1. Przygotowywał się do tego wyjazdu naprawdę solidnie: niestrudzenie wycinał kolejne fotografie, porządkował je, uczył się miejsc, które dopiero miał odwiedzić, z mozołem, ale i niemałą przyjemnością, zagłębiał się w kolejne opasłe tomy, opisujące miasto, starał się zapamiętać nazwy nigdy niewidzianych ulic - jakby na długo przed planowaną podróżą próbował nadać wyobrażeniom pozory realności. Powtarzał sobie, że tak będzie wreszcie sprawiedliwie - cała rodzina Wenecję już widziała, teraz i na niego przyszła pora. Marek ma mniej więcej dziesięć lat, najwyższy czas. Mama obiecała. Niecierpliwe oczekiwanie. I tylko narrator, z nutką leciutkiej ironii, wtrąca, niby mimochodem, "A właśnie był rok trzydziesty dziewiąty, zaczynało się lato"[1]. Lato, które dla głównego bohatera "Sezonu w Wenecji", opowiadania otwierającego cały tom, było właśnie okresem oczekiwania - niecierpliwego, ale niepozostawiającego również miejsca na przypuszczenia, że planowana podróż może się nie odbyć. Lato, mówiąc banalnie, nadziei. I tylko zakradający się niepokój, gdy w dyskusjach dorosłych coraz częściej pojawia się niezrozumiałe słowo "mobilizacja", gdy urywają oni rozmowy w pół słowa, jakby nie chcieli, żeby był przy nich obecny. Ich nerwowość, ledwo wyczuwalna, jakby wciąż jeszcze starannie maskowana. A potem ta wiadomość, iż jednak nie tym razem, nie, nie do Wenecji, dużo bliżej - do cioci. Wybuch wojny. I ta ich Wenecja, stworzona na użytek własny, niepowtarzalna, Wenecja, do której podróżować można tylko raz w życiu - i tylko w takich okolicznościach.

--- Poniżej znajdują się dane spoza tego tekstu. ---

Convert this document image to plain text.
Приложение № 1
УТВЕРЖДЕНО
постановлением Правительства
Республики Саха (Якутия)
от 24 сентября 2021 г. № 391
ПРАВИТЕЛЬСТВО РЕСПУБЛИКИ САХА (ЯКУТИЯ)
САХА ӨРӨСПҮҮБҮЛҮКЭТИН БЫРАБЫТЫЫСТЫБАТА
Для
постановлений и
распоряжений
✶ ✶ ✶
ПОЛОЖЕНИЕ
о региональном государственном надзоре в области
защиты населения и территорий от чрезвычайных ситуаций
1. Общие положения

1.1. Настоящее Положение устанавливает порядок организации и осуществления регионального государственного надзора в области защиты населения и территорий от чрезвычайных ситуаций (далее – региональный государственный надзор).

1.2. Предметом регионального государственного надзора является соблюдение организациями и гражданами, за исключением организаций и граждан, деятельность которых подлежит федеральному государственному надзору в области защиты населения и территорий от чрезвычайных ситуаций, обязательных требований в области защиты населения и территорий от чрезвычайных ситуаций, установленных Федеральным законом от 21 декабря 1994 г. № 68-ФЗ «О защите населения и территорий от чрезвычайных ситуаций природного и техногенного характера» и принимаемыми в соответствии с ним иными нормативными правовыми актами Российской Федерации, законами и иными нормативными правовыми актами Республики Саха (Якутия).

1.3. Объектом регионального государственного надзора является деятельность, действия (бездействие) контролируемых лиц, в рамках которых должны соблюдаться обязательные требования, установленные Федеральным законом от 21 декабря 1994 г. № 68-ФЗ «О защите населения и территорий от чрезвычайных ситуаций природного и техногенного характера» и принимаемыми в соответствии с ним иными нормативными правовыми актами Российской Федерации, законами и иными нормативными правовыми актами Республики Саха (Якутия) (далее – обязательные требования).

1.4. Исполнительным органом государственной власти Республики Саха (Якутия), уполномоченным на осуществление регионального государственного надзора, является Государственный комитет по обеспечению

Opowiadanie na pozór zupełnie realistyczne nie tyle z tego realizmu rezygnuje, co pozwala na to, aby zakradła się doń nutka magii, czy też może lepiej - niezwykłości. Piszę o nim trochę bardziej szczegółowo, gdyż otwiera ono blok tekstów zbudowanych na podobnej zasadzie - ich głównym bohaterem pozostanie Marek, którego dorastanie i pierwsze ważne doświadczenia przypadną na czas okupacji. Niby banalne historie, proste opowieści, w które jednak wdziera się poezja. Dziecinne strachy, z pobłażliwością traktowane przez dorosłych, kryją za sobą bardzo trudne doświadczenie bycia świadkiem - jak w "Nie można cię zostawić samego o zmierzchu". Historia pierwszej miłości zarazem jest sentymentalna, ale i ową sentymentalność podważa - "Cyrk przyjechał, cyrk odjechał" to także opowieść o świecie, który ostatecznie, nawet w oczach dziecka, traci swoją niewinność. Może jednak najbardziej dobitnym świadectwem tej przemiany jest krótkie, dopiero w tym wydaniu do całości dołączone, opowiadanie "Koń pułkownika" - na kilku zaledwie stronach pokazujące, jak szybko przyszło im dorosnąć, zrozumieć, że coś się skończyło, a to, co nadchodzi, jest żywiołem, którego nie można zatrzymać. Jeżeli coś mnie w tej części drażniło, to głównie fakt, że nie umiałam Odojewskiemu zaufać w materii najistotniejszej - nie potrafiłam uwierzyć w wiarygodność jego młodych bohaterów. Nie tyle w możliwość takiej interpretacji świata, co w język, jakiego używa on do opisu - ta uwaga odnosi się zresztą nie tylko do tego tomu, Odojewski w ogóle wydaje mi się bardziej wiarygodny tam, gdzie mówi w imieniu ludzi dojrzałych - gdy w "Zmierzchu świata" pokazuje dorastanie Piotra, robi na mnie dokładnie to samo, nie najlepsze, wrażenie. Szkoda trochę, gdyż same pomysły są ciekawe - ich realizacja zaś, jak na tego autora, dobra, ale i tylko dobra.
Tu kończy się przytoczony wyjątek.